Depuis le début des fouilles, l’Organisation des Nations Unies pour l’éducation, la science et la culture (Unesco) a demandé à Israël de mettre fin à ces fouilles, insistant sur l’illégalité de ces actions en territoire occupé.

Les fouilles israéliennes ne se sont arrêtées qu’en 1974, pendant plusieurs mois, après que l’Unesco a suspendu toute aide à Israël. Cette même année, par la suite, l’école historique Jawahiriya, à l’ouest de l’esplanade de la Mosquée Al-Aqsa, s’est effondrée.

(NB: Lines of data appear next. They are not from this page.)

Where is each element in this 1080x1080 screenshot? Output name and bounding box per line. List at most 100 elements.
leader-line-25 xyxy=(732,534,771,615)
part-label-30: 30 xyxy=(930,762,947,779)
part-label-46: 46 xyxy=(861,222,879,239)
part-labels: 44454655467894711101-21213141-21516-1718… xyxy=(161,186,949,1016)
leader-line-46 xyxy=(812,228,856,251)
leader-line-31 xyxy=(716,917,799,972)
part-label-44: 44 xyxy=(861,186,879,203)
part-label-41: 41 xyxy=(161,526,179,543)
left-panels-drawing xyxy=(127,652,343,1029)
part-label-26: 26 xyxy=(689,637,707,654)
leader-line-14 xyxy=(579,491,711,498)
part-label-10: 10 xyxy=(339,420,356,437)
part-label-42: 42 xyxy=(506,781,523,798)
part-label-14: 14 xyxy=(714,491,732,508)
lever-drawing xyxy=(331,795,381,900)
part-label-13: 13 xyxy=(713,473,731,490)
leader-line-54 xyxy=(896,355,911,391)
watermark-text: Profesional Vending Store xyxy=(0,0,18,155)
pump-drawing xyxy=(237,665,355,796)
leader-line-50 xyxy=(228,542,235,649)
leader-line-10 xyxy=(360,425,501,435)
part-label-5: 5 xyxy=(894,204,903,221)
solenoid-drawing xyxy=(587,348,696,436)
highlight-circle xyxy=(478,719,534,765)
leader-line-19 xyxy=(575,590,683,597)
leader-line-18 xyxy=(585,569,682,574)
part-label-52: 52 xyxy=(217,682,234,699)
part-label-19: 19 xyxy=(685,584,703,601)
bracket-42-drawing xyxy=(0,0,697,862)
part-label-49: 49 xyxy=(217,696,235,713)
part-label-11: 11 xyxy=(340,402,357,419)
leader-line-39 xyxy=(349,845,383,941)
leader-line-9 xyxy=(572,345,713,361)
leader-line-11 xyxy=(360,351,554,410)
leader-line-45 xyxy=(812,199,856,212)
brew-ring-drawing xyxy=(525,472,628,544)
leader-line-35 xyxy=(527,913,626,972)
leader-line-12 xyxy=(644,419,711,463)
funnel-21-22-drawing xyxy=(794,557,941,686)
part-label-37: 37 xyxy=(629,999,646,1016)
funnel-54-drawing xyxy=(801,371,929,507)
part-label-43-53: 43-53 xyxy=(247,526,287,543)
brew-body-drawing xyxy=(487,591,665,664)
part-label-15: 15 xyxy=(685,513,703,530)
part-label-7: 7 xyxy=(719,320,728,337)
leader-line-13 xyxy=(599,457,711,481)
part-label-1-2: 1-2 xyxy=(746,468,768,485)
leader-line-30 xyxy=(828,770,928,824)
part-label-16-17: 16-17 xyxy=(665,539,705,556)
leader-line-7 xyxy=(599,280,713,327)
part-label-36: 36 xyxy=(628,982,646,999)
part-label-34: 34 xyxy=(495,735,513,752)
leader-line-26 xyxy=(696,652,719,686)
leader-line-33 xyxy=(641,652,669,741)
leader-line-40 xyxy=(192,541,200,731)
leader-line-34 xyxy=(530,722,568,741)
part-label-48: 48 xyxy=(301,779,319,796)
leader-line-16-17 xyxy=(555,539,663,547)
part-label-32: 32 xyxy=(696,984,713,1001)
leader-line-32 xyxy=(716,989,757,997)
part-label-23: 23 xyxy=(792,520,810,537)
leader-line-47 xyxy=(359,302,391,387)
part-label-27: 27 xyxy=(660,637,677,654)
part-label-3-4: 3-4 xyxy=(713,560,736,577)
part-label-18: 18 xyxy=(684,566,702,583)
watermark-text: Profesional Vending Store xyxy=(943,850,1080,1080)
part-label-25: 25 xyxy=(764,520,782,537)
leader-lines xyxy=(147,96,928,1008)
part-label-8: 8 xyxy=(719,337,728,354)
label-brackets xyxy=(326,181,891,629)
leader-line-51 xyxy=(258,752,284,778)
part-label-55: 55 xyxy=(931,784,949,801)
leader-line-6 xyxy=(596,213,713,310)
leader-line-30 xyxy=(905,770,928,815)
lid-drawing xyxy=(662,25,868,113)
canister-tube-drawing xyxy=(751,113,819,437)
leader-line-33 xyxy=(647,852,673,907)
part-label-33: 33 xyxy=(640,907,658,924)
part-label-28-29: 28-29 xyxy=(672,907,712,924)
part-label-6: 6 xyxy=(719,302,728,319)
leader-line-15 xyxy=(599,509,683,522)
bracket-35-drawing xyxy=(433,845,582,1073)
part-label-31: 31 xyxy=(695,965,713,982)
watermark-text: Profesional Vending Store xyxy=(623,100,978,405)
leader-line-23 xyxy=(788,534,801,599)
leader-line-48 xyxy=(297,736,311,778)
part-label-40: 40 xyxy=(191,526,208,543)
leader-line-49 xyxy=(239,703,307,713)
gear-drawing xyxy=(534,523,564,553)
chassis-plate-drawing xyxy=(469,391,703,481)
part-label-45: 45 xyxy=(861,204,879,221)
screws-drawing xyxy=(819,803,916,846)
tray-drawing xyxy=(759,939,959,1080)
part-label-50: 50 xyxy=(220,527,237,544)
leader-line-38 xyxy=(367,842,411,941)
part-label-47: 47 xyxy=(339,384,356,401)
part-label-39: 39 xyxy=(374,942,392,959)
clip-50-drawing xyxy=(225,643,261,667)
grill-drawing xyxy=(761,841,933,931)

En 1996, Benjamin Netanyahou, qui venait d’être élu Premier Ministre d’Israël, ouvrit un accès aux « tunnels du Mur occidental » mitoyens de l’esplanade de la Mosquée Al-Aqsa, déclenchant des manifestations palestiniennes au cours desquelles les forces israéliennes tuèrent environ 80 Palestiniens.

Comme Donald Trump, président des États-Unis, a apporté un soutien total à Netanyahou, reconnaissant en 2017 la totalité de Jérusalem comme capitale israélienne indivisible, les Palestiniens craignent que les efforts de « judaïsation » de la ville ne s’accélèrent.

Alors que les résidents de Silwan mènent de longues batailles contre l’expulsion, la lutte – au-dessus et au-dessous du sol – continue.